Airmon-ng / Alfa USB Wireless Card / Virtual Box / Unstable
22/07/2015 Article
Just a quick note, for those of you searching the net for a solution. I have been looking for ways of using the airmon-ng, airodump-ng etc suite of tools from within a Virtual Machine, various boring-ish reasons why.
However, I was getting loads of problems with whatever platform I tried the airmon-ng. I looked at VMWare Workstation and found that the internal (host-only) networking was poor, I looked at LibVirt / KVM and found that they technically worked perfectly, just the user experience was bad and then I went back to VirtualBox…
I used to use VirtualBox absolutely fine but when I rebuilt the machine and reinstalled it, I could get everything to operate as I needed, except USB pass through.

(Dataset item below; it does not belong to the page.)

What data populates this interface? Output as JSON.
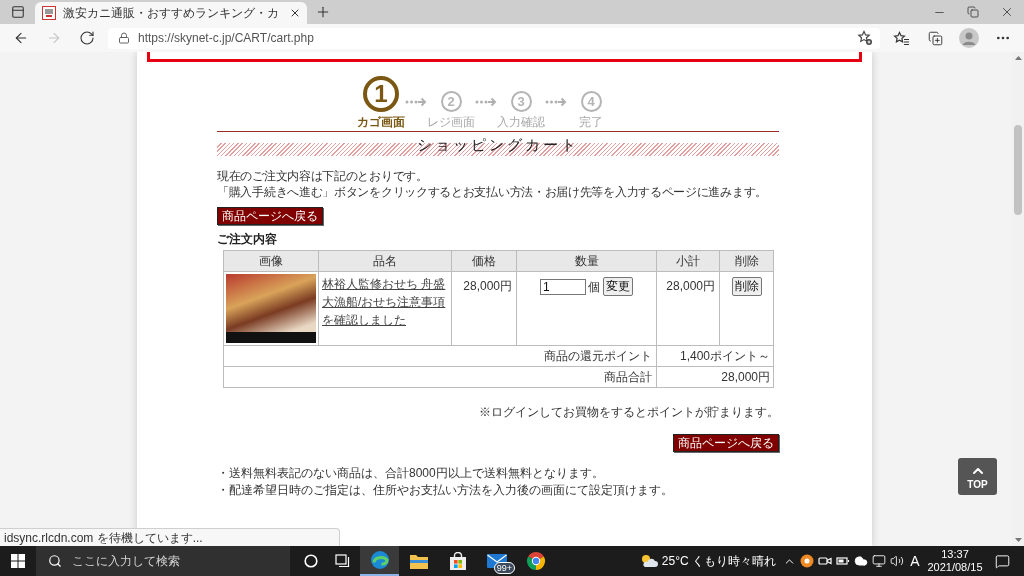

Now, in fairness, this wasn’t exclusively limited to using USB wireless cards, but this is where I noticed it first.
Turns out the whole USB stack was unstable including basic file transfers to mass storage devices.
Eventually, I realised that the difference between the first installation and the current one was that I had installed the VirtualBox Extension Pack and had enabled USB 2.0 support thinking that this would be better… I was wrong.
The fix to unstable USB support inside VirtualBox is to untick “Enable USB 2.0 (EHCI) Controller” within each virtual machines configuration.
When tested, this also worked perfectly for airmon-ng and the rest of the suite. Yes, technically this limits the throughput, but I’d rather have stability over throughput.
And for those that care about the techie details:
Host OS: CentOS 7
Host Kernel: 3.10.0-229.7.2.el7.x86_64
VM OS: Kali 1.1.0
VM Kernel: 3.18.0-kali3-amd64
VirtualBox version: 4.3.30 r101610
VirtualBox Extension Version: 4.3.30 r101610
Worth noting that I made this “discovery” on the previous version of VirtualBox, but only wrote it up here after the upgrade.